In – Pemerintah Kabupaten Sumenep telah menetapkan Peraturan Bupati (Perbup) Nomor 67 Tahun 2025 sebagai pedoman resmi penggunaan busana budaya Keraton dan busana khas daerah di lingkungan pemerintahan. Perbup yang disahkan pada 30 Desember 2025 ini mulai disosialisasikan kepada seluruh pihak terkait.
Aturan ini mengikat secara rinci bagi Bupati, Wakil Bupati, anggota DPRD, pejabat eselon, Aparatur Sipil Negara (ASN), perangkat desa, hingga Badan Usaha Milik Daerah (BUMD) dan lembaga mitra Pemkab Sumenep. Perbup mengatur jenis, kelengkapan, dan waktu pemakaian busana daerah, termasuk pembagian berdasarkan jenjang jabatan dan jenis kegiatan, serta dilengkapi lampiran contoh sebagai acuan teknis.
Kepala Bagian Hukum Setda Sumenep, Hizbul Wathan, menegaskan bahwa regulasi ini memiliki landasan hukum kuat.
“Landasannya jelas, mulai dari Pasal 18 ayat (6) UUD 1945, UU Pemerintahan Daerah, hingga UU Pemajuan Kebudayaan,” ujarnya.

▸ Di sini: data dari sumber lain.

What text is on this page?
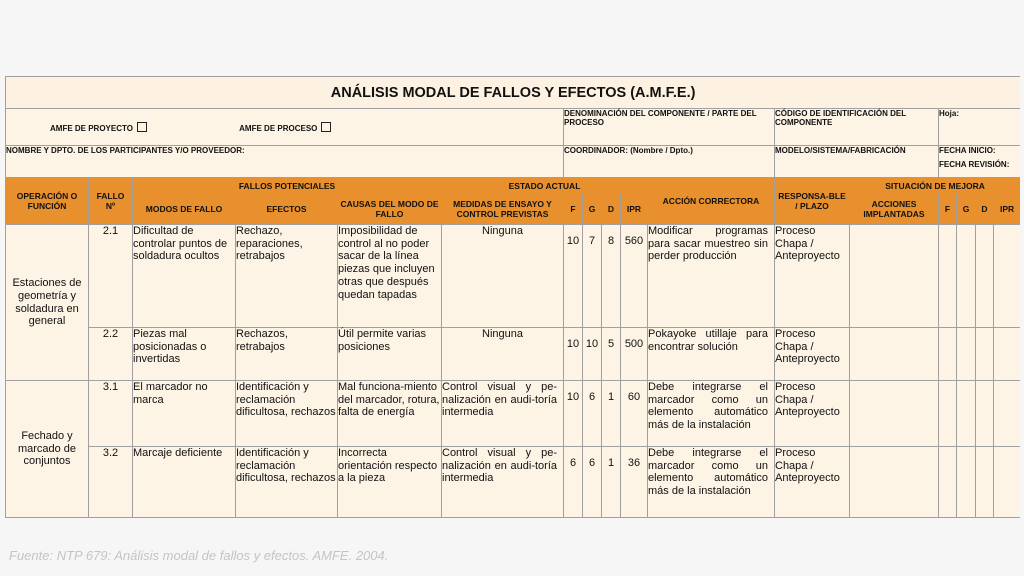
ANÁLISIS MODAL DE FALLOS Y EFECTOS (A.M.F.E.)																
AMFE DE PROYECTO AMFE DE PROCESO						DENOMINACIÓN DEL COMPONENTE / PARTE DEL PROCESO					CÓDIGO DE IDENTIFICACIÓN DEL COMPONENTE		Hoja:			
NOMBRE Y DPTO. DE LOS PARTICIPANTES Y/O PROVEEDOR:						COORDINADOR: (Nombre / Dpto.)					MODELO/SISTEMA/FABRICACIÓN		FECHA INICIO:
FECHA REVISIÓN:			

OPERACIÓN O FUNCIÓN	FALLO Nº	FALLOS POTENCIALES			ESTADO ACTUAL					ACCIÓN CORRECTORA	RESPONSA-BLE / PLAZO	SITUACIÓN DE MEJORA				
		MODOS DE FALLO	EFECTOS	CAUSAS DEL MODO DE FALLO	MEDIDAS DE ENSAYO Y CONTROL PREVISTAS	F	G	D	IPR			ACCIONES IMPLANTADAS	F	G	D	IPR
Estaciones de geometría y soldadura en general	2.1	Dificultad de controlar puntos de soldadura ocultos	Rechazo, reparaciones, retrabajos	Imposibilidad de control al no poder sacar de la línea piezas que incluyen otras que después quedan tapadas	Ninguna	10	7	8	560	Modificar programas para sacar muestreo sin perder producción	Proceso Chapa / Anteproyecto					
	2.2	Piezas mal posicionadas o invertidas	Rechazos, retrabajos	Útil permite varias posiciones	Ninguna	10	10	5	500	Pokayoke utillaje para encontrar solución	Proceso Chapa / Anteproyecto					
Fechado y marcado de conjuntos	3.1	El marcador no marca	Identificación y reclamación dificultosa, rechazos	Mal funciona-miento del marcador, rotura, falta de energía	Control visual y pe-nalización en audi-toría intermedia	10	6	1	60	Debe integrarse el marcador como un elemento automático más de la instalación	Proceso Chapa / Anteproyecto					
	3.2	Marcaje deficiente	Identificación y reclamación dificultosa, rechazos	Incorrecta orientación respecto a la pieza	Control visual y pe-nalización en audi-toría intermedia	6	6	1	36	Debe integrarse el marcador como un elemento automático más de la instalación	Proceso Chapa / Anteproyecto					
Fuente: NTP 679: Análisis modal de fallos y efectos. AMFE. 2004.
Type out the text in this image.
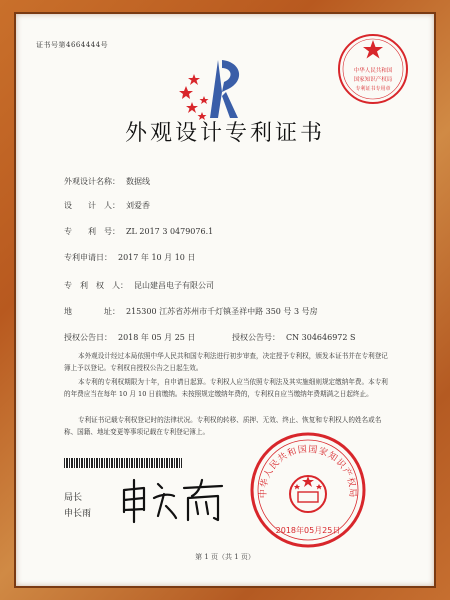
证书号第4664444号
中华人民共和国
国家知识产权局
专利证书专用章
外观设计专利证书
外观设计名称： 数据线
设　　计　人： 刘爱香
专　　利　号： ZL 2017 3 0479076.1
专利申请日： 2017 年 10 月 10 日
专　利　权　人： 昆山建昌电子有限公司
地　　　　址： 215300 江苏省苏州市千灯镇圣祥中路 350 号 3 号房
授权公告日： 2018 年 05 月 25 日	授权公告号： CN 304646972 S
本外观设计经过本局依照中华人民共和国专利法进行初步审查，决定授予专利权，颁发本证书并在专利登记簿上予以登记。专利权自授权公告之日起生效。
本专利的专利权期限为十年，自申请日起算。专利权人应当依照专利法及其实施细则规定缴纳年费。本专利的年费应当在每年 10 月 10 日前缴纳。未按照规定缴纳年费的，专利权自应当缴纳年费期满之日起终止。
专利证书记载专利权登记时的法律状况。专利权的转移、质押、无效、终止、恢复和专利权人的姓名或名称、国籍、地址变更等事项记载在专利登记簿上。
局长
申长雨
中华人民共和国国家知识产权局
2018年05月25日
第 1 页（共 1 页）
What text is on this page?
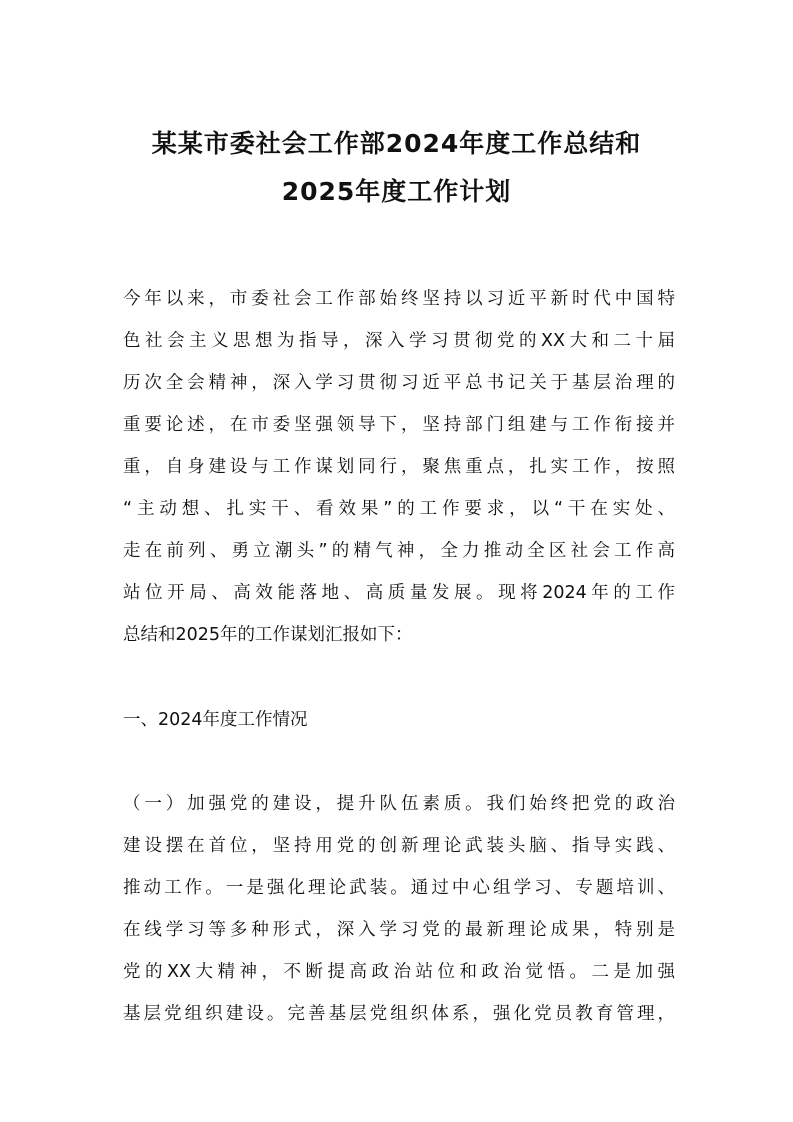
某某市委社会工作部2024年度工作总结和
2025年度工作计划
今年以来，市委社会工作部始终坚持以习近平新时代中国特
色社会主义思想为指导，深入学习贯彻党的XX大和二十届
历次全会精神，深入学习贯彻习近平总书记关于基层治理的
重要论述，在市委坚强领导下，坚持部门组建与工作衔接并
重，自身建设与工作谋划同行，聚焦重点，扎实工作，按照
“主动想、扎实干、看效果”的工作要求，以“干在实处、
走在前列、勇立潮头”的精气神，全力推动全区社会工作高
站位开局、高效能落地、高质量发展。现将2024年的工作
总结和2025年的工作谋划汇报如下：
一、2024年度工作情况
（一）加强党的建设，提升队伍素质。我们始终把党的政治
建设摆在首位，坚持用党的创新理论武装头脑、指导实践、
推动工作。一是强化理论武装。通过中心组学习、专题培训、
在线学习等多种形式，深入学习党的最新理论成果，特别是
党的XX大精神，不断提高政治站位和政治觉悟。二是加强
基层党组织建设。完善基层党组织体系，强化党员教育管理，
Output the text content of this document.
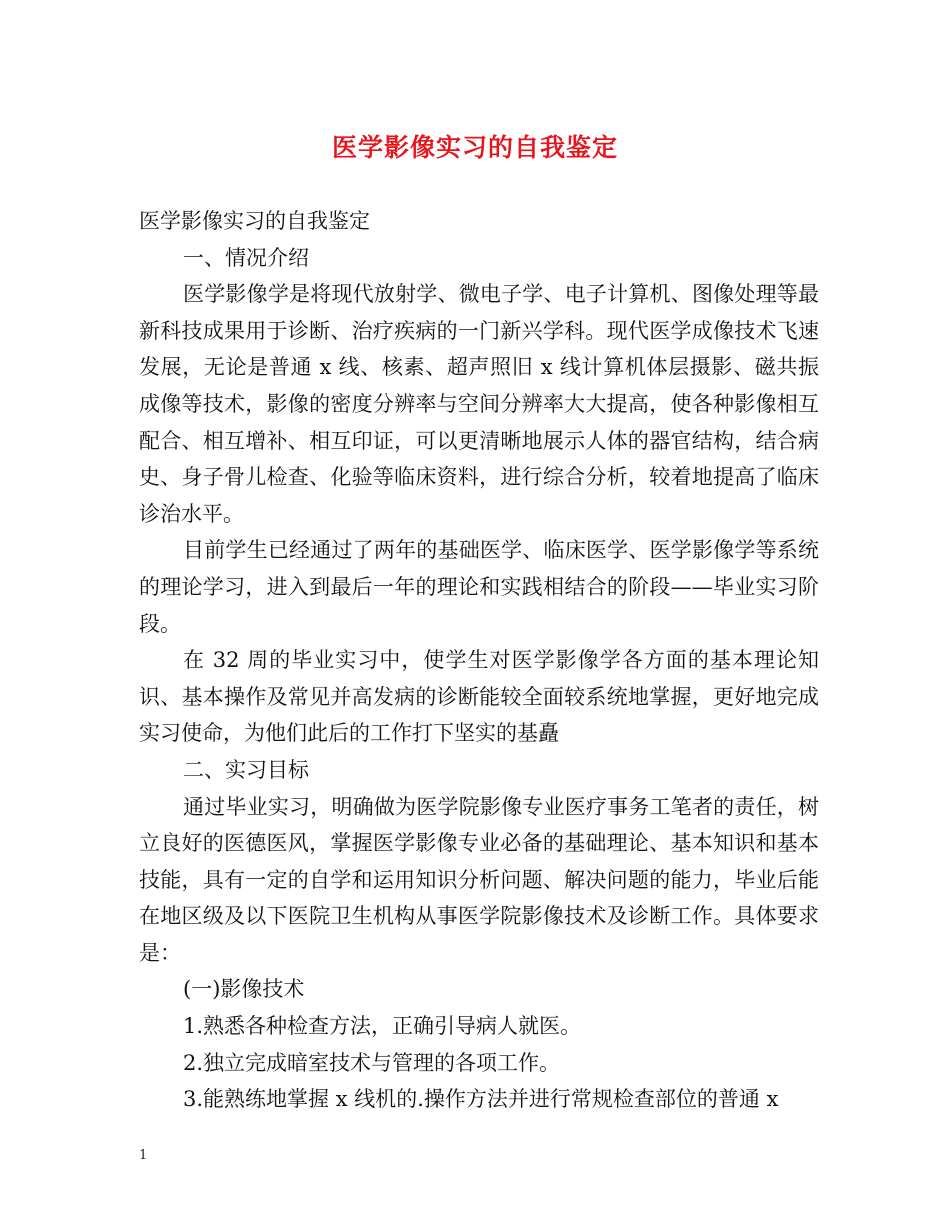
医学影像实习的自我鉴定

医学影像实习的自我鉴定

一、情况介绍

医学影像学是将现代放射学、微电子学、电子计算机、图像处理等最新科技成果用于诊断、治疗疾病的一门新兴学科。现代医学成像技术飞速发展，无论是普通 x 线、核素、超声照旧 x 线计算机体层摄影、磁共振成像等技术，影像的密度分辨率与空间分辨率大大提高，使各种影像相互配合、相互增补、相互印证，可以更清晰地展示人体的器官结构，结合病史、身子骨儿检查、化验等临床资料，进行综合分析，较着地提高了临床诊治水平。

目前学生已经通过了两年的基础医学、临床医学、医学影像学等系统的理论学习，进入到最后一年的理论和实践相结合的阶段——毕业实习阶段。

在 32 周的毕业实习中，使学生对医学影像学各方面的基本理论知识、基本操作及常见并高发病的诊断能较全面较系统地掌握，更好地完成实习使命，为他们此后的工作打下坚实的基矗

二、实习目标

通过毕业实习，明确做为医学院影像专业医疗事务工笔者的责任，树立良好的医德医风，掌握医学影像专业必备的基础理论、基本知识和基本技能，具有一定的自学和运用知识分析问题、解决问题的能力，毕业后能在地区级及以下医院卫生机构从事医学院影像技术及诊断工作。具体要求是：

(一)影像技术

1.熟悉各种检查方法，正确引导病人就医。

2.独立完成暗室技术与管理的各项工作。

3.能熟练地掌握 x 线机的.操作方法并进行常规检查部位的普通 x

1
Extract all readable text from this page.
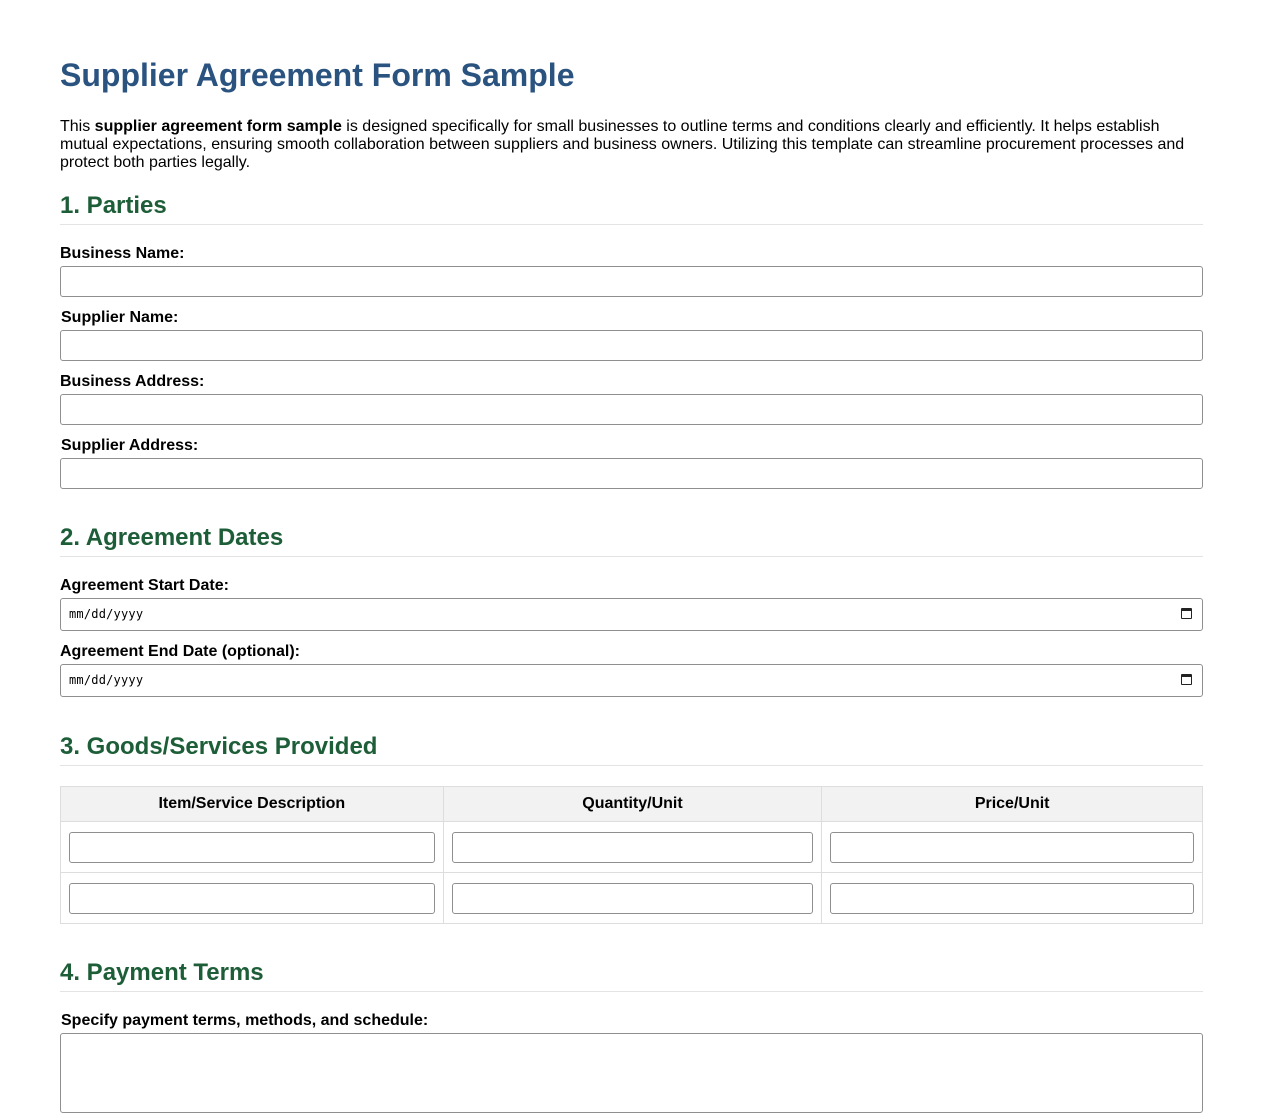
Supplier Agreement Form Sample

This supplier agreement form sample is designed specifically for small businesses to outline terms and conditions clearly and efficiently. It helps establish mutual expectations, ensuring smooth collaboration between suppliers and business owners. Utilizing this template can streamline procurement processes and protect both parties legally.

1. Parties
Business Name:
Supplier Name:
Business Address:
Supplier Address:
2. Agreement Dates
Agreement Start Date:
mm/dd/yyyy
Agreement End Date (optional):
mm/dd/yyyy
3. Goods/Services Provided
Item/Service Description	Quantity/Unit	Price/Unit

4. Payment Terms
Specify payment terms, methods, and schedule:
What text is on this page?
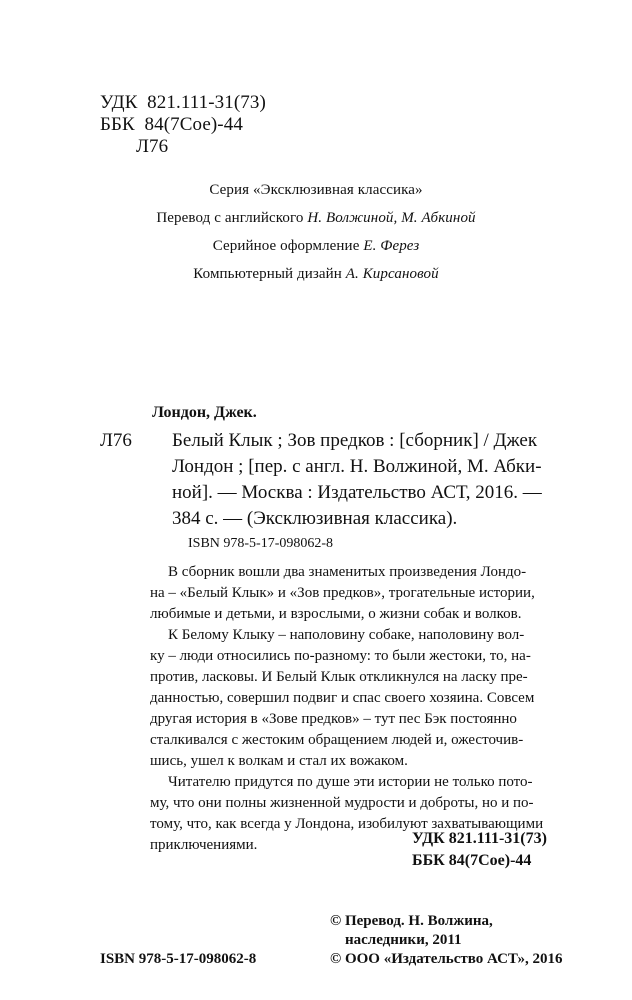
УДК 821.111-31(73)
ББК 84(7Сое)-44
Л76
Серия «Эксклюзивная классика»
Перевод с английского Н. Волжиной, М. Абкиной
Серийное оформление Е. Ферез
Компьютерный дизайн А. Кирсановой
Лондон, Джек.
Л76 Белый Клык ; Зов предков : [сборник] / Джек
Лондон ; [пер. с англ. Н. Волжиной, М. Абки-
ной]. — Москва : Издательство АСТ, 2016. —
384 с. — (Эксклюзивная классика).
ISBN 978-5-17-098062-8
В сборник вошли два знаменитых произведения Лондо-
на – «Белый Клык» и «Зов предков», трогательные истории,
любимые и детьми, и взрослыми, о жизни собак и волков.
К Белому Клыку – наполовину собаке, наполовину вол-
ку – люди относились по-разному: то были жестоки, то, на-
против, ласковы. И Белый Клык откликнулся на ласку пре-
данностью, совершил подвиг и спас своего хозяина. Совсем
другая история в «Зове предков» – тут пес Бэк постоянно
сталкивался с жестоким обращением людей и, ожесточив-
шись, ушел к волкам и стал их вожаком.
Читателю придутся по душе эти истории не только пото-
му, что они полны жизненной мудрости и доброты, но и по-
тому, что, как всегда у Лондона, изобилуют захватывающими
приключениями.	УДК 821.111-31(73)
ББК 84(7Сое)-44
© Перевод. Н. Волжина,
наследники, 2011
© ООО «Издательство АСТ», 2016
ISBN 978-5-17-098062-8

Ia menjelaskan, aturan ini dibuat untuk menjaga kepastian hukum dan nilai filosofis busana peninggalan Keraton Sumenep.
“Busana Keraton punya filosofi dan tata cara khusus. Perlu regulasi jelas agar tidak terjadi multitafsir atau penyeragaman yang keliru,” jelas Hizbul.
Perbup ini, lanjutnya, tidak dimaksudkan memberatkan ASN, melainkan memberikan kejelasan pedoman.
“ASN tinggal mengikuti ketentuan yang ada, dengan pengecualian bagi satuan kerja tertentu seperti ketertiban umum, kebencanaan, dan tenaga kesehatan,” tambahnya.
Selain tujuan pelestarian budaya, aturan ini juga diharapkan mampu memperkuat ekonomi lokal, khususnya dengan mendorong permintaan terhadap batik tulis Sumenep dan produk UMKM pendukung busana adat.
Sosialisasi Perbup 67/2025 akan terus digencarkan untuk memastikan implementasi yang tertib, seragam, serta tetap menghormati nilai budaya dan fungsi pelayanan publik.